Sometimes I get depressed that my son is too young to understand how hot his babysitter is.
There are the 2 BIGGEST tools by me-- at our table. I hate them. But they're not ugly and I may make out with them later. And hate myself. Definitely hate myself.
He fell asleep and they duct taped him to the floor. He's pissed.
I'm standing in the shower drinking with the light off and a candle lit, listening to Amy Winehouse. Be proud.
I thought she was being abused so tried to go in at the sympathy angle, but the bruises were from pole dancing. I went in at all angles.
The slot machines are wishing me happy birthday. Mission success.
He told me he wanted to show me something beautiful, then just started peeing off the bridge into oncoming traffic
I didn't pay for a single drink 'help me I'm poor' was my drink pickup line. it totally worked.
Going to the beach. Greeting Sandy with a blunt. Wish us luck!
This is how baked we were last night. Our drinking game: We stare at each other; first one to laugh drinks.

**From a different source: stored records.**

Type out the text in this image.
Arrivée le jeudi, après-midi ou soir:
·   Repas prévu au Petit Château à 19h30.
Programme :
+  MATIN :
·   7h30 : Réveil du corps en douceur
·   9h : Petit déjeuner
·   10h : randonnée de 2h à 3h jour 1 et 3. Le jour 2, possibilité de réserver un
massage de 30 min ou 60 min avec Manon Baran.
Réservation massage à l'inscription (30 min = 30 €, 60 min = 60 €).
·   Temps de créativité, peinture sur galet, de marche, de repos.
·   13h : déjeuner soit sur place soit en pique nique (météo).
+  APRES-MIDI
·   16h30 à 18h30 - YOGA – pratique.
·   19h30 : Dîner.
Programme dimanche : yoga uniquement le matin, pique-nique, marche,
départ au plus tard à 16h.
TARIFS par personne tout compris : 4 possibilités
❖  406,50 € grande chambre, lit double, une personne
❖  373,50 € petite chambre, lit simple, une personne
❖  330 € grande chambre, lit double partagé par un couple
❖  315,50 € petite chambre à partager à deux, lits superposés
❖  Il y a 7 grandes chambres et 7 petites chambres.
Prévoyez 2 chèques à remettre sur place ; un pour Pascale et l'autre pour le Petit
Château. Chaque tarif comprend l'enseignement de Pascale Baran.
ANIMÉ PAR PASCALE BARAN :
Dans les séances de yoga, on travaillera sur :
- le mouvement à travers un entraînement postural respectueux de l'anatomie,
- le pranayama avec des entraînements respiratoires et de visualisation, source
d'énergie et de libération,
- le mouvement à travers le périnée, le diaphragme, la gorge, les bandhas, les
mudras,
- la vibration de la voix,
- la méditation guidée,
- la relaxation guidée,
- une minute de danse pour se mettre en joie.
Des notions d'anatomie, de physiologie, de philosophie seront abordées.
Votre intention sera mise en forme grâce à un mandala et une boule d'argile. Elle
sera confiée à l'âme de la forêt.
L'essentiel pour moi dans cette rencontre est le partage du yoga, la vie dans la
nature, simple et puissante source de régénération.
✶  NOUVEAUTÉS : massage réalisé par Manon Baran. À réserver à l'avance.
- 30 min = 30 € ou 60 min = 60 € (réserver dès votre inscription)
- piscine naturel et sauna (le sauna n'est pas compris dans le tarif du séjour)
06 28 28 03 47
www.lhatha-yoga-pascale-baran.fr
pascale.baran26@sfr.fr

So I put a beer on your bed and jumped on th3 other side of the bed like in the commercials. You my good sir, owe me a budweiser that your bed drank.
Is it frowned upon to puke at Keeneland while you're betting on horses or is it just whatev
Just got high and apologized to my vagina for getting chlamydia
Is there a tactful way to ask "how are your balls?" Or do I just ask point blank
I just peed on myself the semester has officially began.